Alberto Gonçalves, 12 de Julho de 2015
No referendo do passado domingo, os gregos mostraram que não cedem aos
credores, que desafiam a ditadura do grande capital, que resistem às técnicas
do medo e da chantagem, que não se vergam à prepotência alemã, que representam
o último bastião da democracia na Europa e que são um povo orgulhoso,
inspirador, digno e corajoso. Na segunda-feira, correram a suplicar mais uns
milhares de milhões, nem que para isso tenham de aceitar, ou fingir aceitar,
condições piores do que as sufragadas no referendo.
Podemos
criticar os gregos? Por acaso até devemos, mas não é essa a questão. A questão
é que mesmo os bons sentimentos valem pouco na hora de cobrir despesas
correntes e importar bens essenciais. Uma coisa é a dignidade grega merecer o
apoio moral de vultos do anti-imperialismo como Fidel Castro, Vladimir Putin, o
Sr. Maduro de Caracas e o Prof. Freitas da Póvoa de Varzim. Outra é usar esse
apoio para comprar sabonetes ou financiar reformas antecipadas. Há dias, uma
escritora chamada Hélia Correia recebeu o Prémio Camões e dedicou-o à Grécia, «sem
a qual», cito com curiosidade, «não teríamos nada». Infelizmente, a Grécia
também tem pouco e, com amigos destes, arrisca-se a ficar com menos: que
percentagem dos cem mil euros do dito prémio a dona Hélia doou aos necessitados
do Pireu? Que se saiba, exactamente a percentagem em que estamos a pensar.
Não
chega. Enquanto os gregos adoptivos daqui querem ser solidários sem avançar um
cêntimo do bolso deles, os gregos registados de lá preferem a solidariedade em
forma de cheque. Todos os gregos? Julgo que não. Com as melhores intenções, o
Expresso entrevistou uma cidadã local que desafia: «Por cada história de um
grego que foge aos impostos eu conto uma de um que trabalha muito.» Ou seja,
por cada história de um grego que trabalha muito há uma de um que foge aos
impostos.
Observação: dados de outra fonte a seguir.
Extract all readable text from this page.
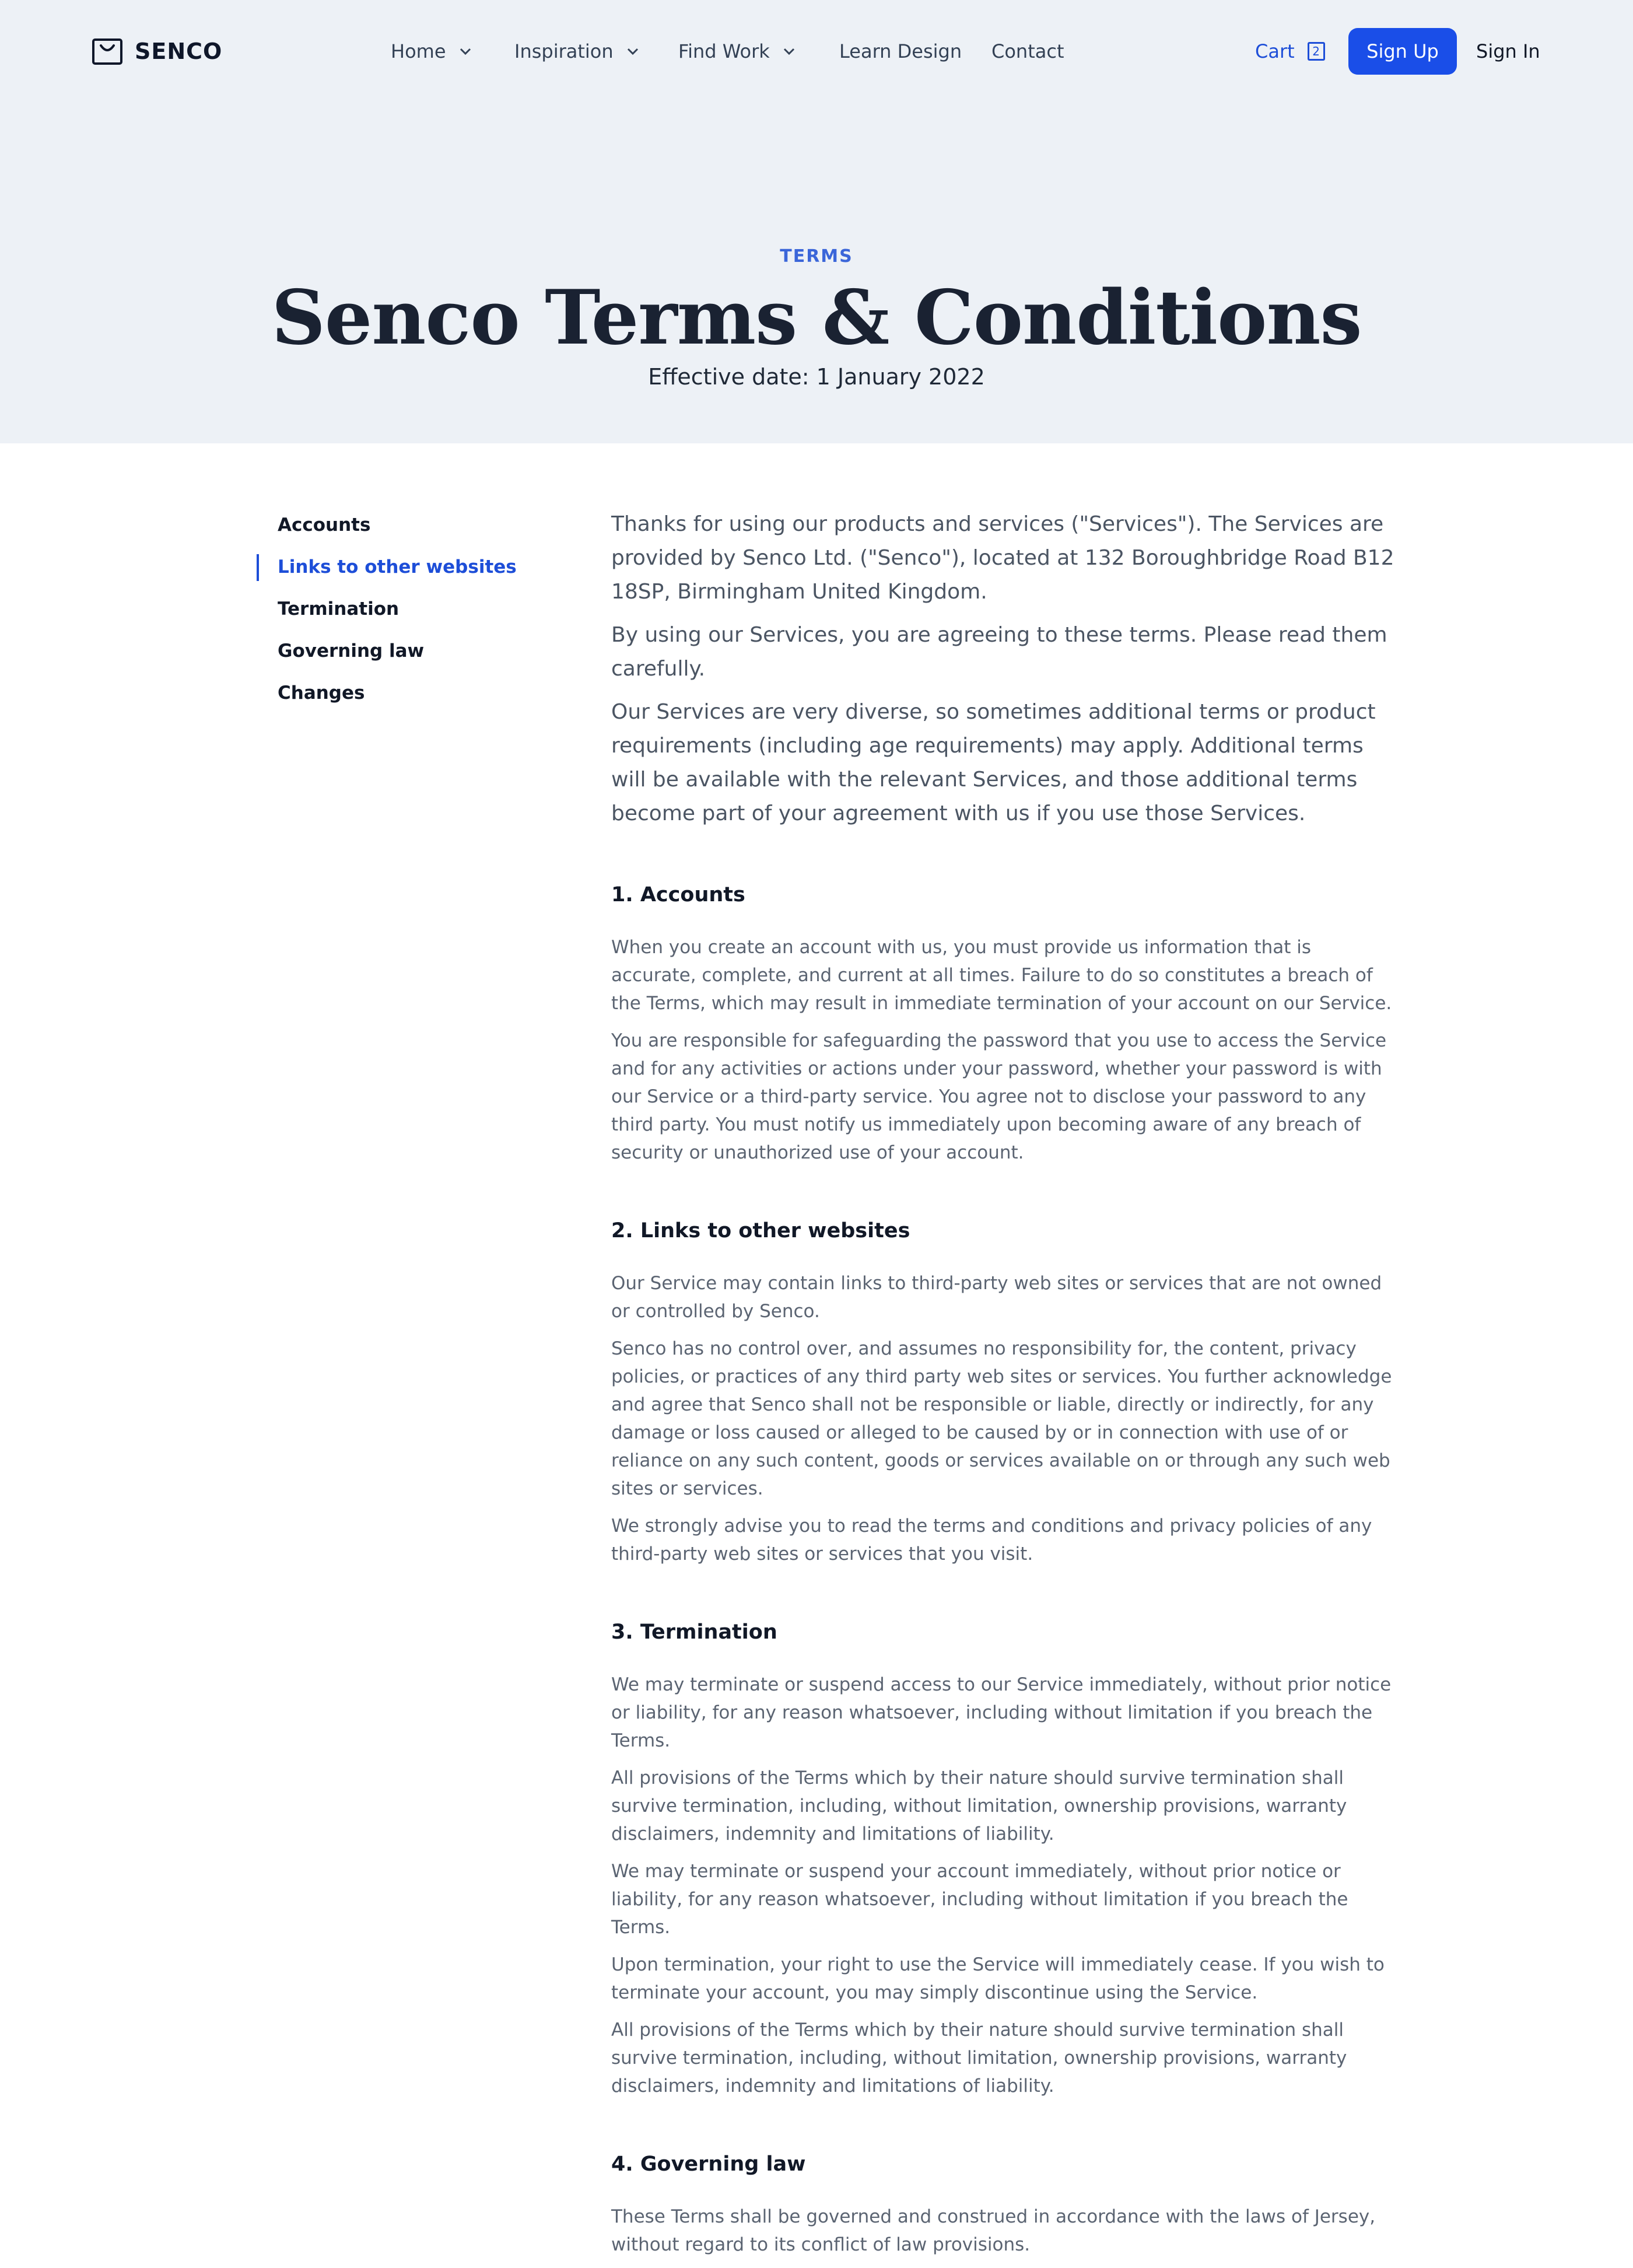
SENCO	Home	Inspiration	Find Work	Learn Design Contact	Cart	2	Sign Up	Sign In
TERMS
Senco Terms & Conditions
Effective date: 1 January 2022
Accounts
Links to other websites
Termination
Governing law
Changes

Thanks for using our products and services ("Services"). The Services are provided by Senco Ltd. ("Senco"), located at 132 Boroughbridge Road B12 18SP, Birmingham United Kingdom.

By using our Services, you are agreeing to these terms. Please read them carefully.

Our Services are very diverse, so sometimes additional terms or product requirements (including age requirements) may apply. Additional terms will be available with the relevant Services, and those additional terms become part of your agreement with us if you use those Services.

1. Accounts

When you create an account with us, you must provide us information that is accurate, complete, and current at all times. Failure to do so constitutes a breach of the Terms, which may result in immediate termination of your account on our Service.

You are responsible for safeguarding the password that you use to access the Service and for any activities or actions under your password, whether your password is with our Service or a third-party service. You agree not to disclose your password to any third party. You must notify us immediately upon becoming aware of any breach of security or unauthorized use of your account.

2. Links to other websites

Our Service may contain links to third-party web sites or services that are not owned or controlled by Senco.

Senco has no control over, and assumes no responsibility for, the content, privacy policies, or practices of any third party web sites or services. You further acknowledge and agree that Senco shall not be responsible or liable, directly or indirectly, for any damage or loss caused or alleged to be caused by or in connection with use of or reliance on any such content, goods or services available on or through any such web sites or services.

We strongly advise you to read the terms and conditions and privacy policies of any third-party web sites or services that you visit.

3. Termination

We may terminate or suspend access to our Service immediately, without prior notice or liability, for any reason whatsoever, including without limitation if you breach the Terms.

All provisions of the Terms which by their nature should survive termination shall survive termination, including, without limitation, ownership provisions, warranty disclaimers, indemnity and limitations of liability.

We may terminate or suspend your account immediately, without prior notice or liability, for any reason whatsoever, including without limitation if you breach the Terms.

Upon termination, your right to use the Service will immediately cease. If you wish to terminate your account, you may simply discontinue using the Service.

All provisions of the Terms which by their nature should survive termination shall survive termination, including, without limitation, ownership provisions, warranty disclaimers, indemnity and limitations of liability.

4. Governing law

These Terms shall be governed and construed in accordance with the laws of Jersey, without regard to its conflict of law provisions.
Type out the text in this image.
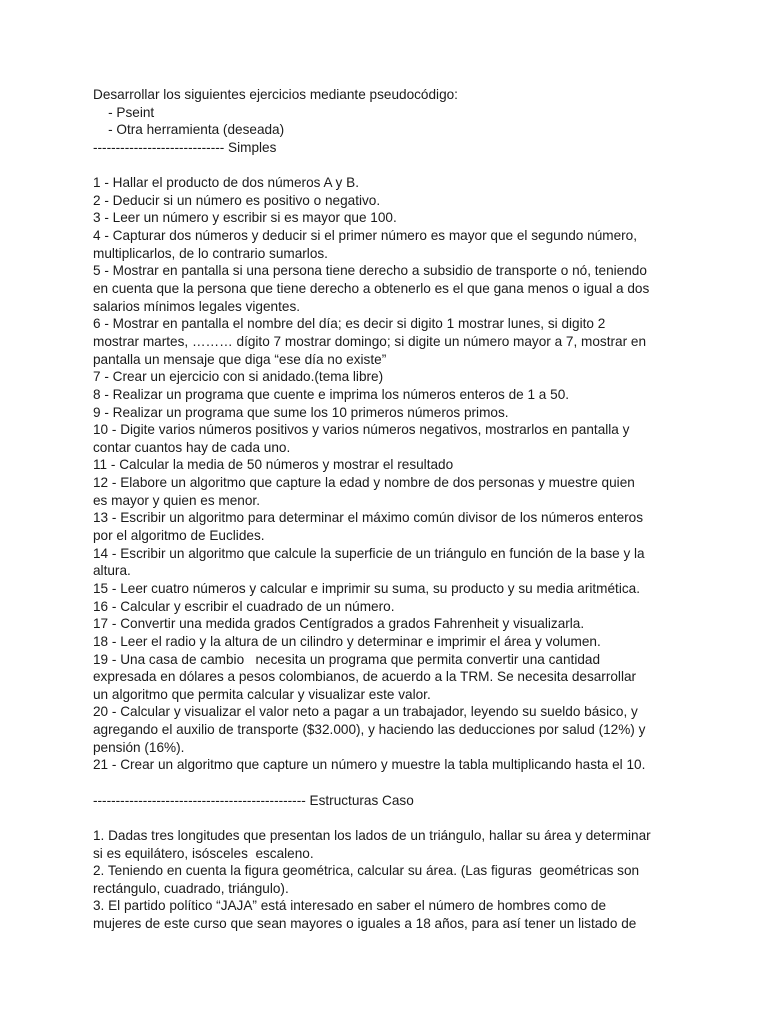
Desarrollar los siguientes ejercicios mediante pseudocódigo:

- Pseint

- Otra herramienta (deseada)

----------------------------- Simples

1 - Hallar el producto de dos números A y B.

2 - Deducir si un número es positivo o negativo.

3 - Leer un número y escribir si es mayor que 100.

4 - Capturar dos números y deducir si el primer número es mayor que el segundo número,

multiplicarlos, de lo contrario sumarlos.

5 - Mostrar en pantalla si una persona tiene derecho a subsidio de transporte o nó, teniendo

en cuenta que la persona que tiene derecho a obtenerlo es el que gana menos o igual a dos

salarios mínimos legales vigentes.

6 - Mostrar en pantalla el nombre del día; es decir si digito 1 mostrar lunes, si digito 2

mostrar martes, ……… dígito 7 mostrar domingo; si digite un número mayor a 7, mostrar en

pantalla un mensaje que diga “ese día no existe”

7 - Crear un ejercicio con si anidado.(tema libre)

8 - Realizar un programa que cuente e imprima los números enteros de 1 a 50.

9 - Realizar un programa que sume los 10 primeros números primos.

10 - Digite varios números positivos y varios números negativos, mostrarlos en pantalla y

contar cuantos hay de cada uno.

11 - Calcular la media de 50 números y mostrar el resultado

12 - Elabore un algoritmo que capture la edad y nombre de dos personas y muestre quien

es mayor y quien es menor.

13 - Escribir un algoritmo para determinar el máximo común divisor de los números enteros

por el algoritmo de Euclides.

14 - Escribir un algoritmo que calcule la superficie de un triángulo en función de la base y la

altura.

15 - Leer cuatro números y calcular e imprimir su suma, su producto y su media aritmética.

16 - Calcular y escribir el cuadrado de un número.

17 - Convertir una medida grados Centígrados a grados Fahrenheit y visualizarla.

18 - Leer el radio y la altura de un cilindro y determinar e imprimir el área y volumen.

19 - Una casa de cambio   necesita un programa que permita convertir una cantidad

expresada en dólares a pesos colombianos, de acuerdo a la TRM. Se necesita desarrollar

un algoritmo que permita calcular y visualizar este valor.

20 - Calcular y visualizar el valor neto a pagar a un trabajador, leyendo su sueldo básico, y

agregando el auxilio de transporte ($32.000), y haciendo las deducciones por salud (12%) y

pensión (16%).

21 - Crear un algoritmo que capture un número y muestre la tabla multiplicando hasta el 10.

----------------------------------------------- Estructuras Caso

1. Dadas tres longitudes que presentan los lados de un triángulo, hallar su área y determinar

si es equilátero, isósceles  escaleno.

2. Teniendo en cuenta la figura geométrica, calcular su área. (Las figuras  geométricas son

rectángulo, cuadrado, triángulo).

3. El partido político “JAJA” está interesado en saber el número de hombres como de

mujeres de este curso que sean mayores o iguales a 18 años, para así tener un listado de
E decerto vota no Syriza. Se atendermos à abstenção no referendo, é
razoável estimar os parasitas, perdão, os patriotas em cerca de metade da
população, que desfila valentia antes de rebentar contra a parede. A metade
restante, que inexplicavelmente vê nos senhores do governo uma quadrilha
perigosa, desgraça-se por arrastamento.
Entretanto,
até se desgraçar de vez, é chamada a justificar a falta de fé. Diversos
jornalistas que não exaltam suficientemente o estimável Sr. Tsipras
encontram-se sob investigação do Ministério Público, do regulador estatal da
imprensa e do sindicato do ramo. O crime? Defenderem o «sim» no referendo. É
assim que começa, e o calibre dos simpatizantes internacionais do orgulho grego
nunca deixou dúvidas sobre a essência daquilo. Esqueçam a «austeridade», a «tragédia
humanitária», o euro e a Europa. O Syriza não se move pelo seu país, nem sequer
pelo dinheiro indispensável ao patrocínio da anedota em que o país se tornou: o
que corre no revolucionário sangue do Syriza é naturalmente um projecto de
ditadura, aliás o regime em que o berço da democracia tem vivido quase sempre. De facto, metade dos gregos é digna. De pena.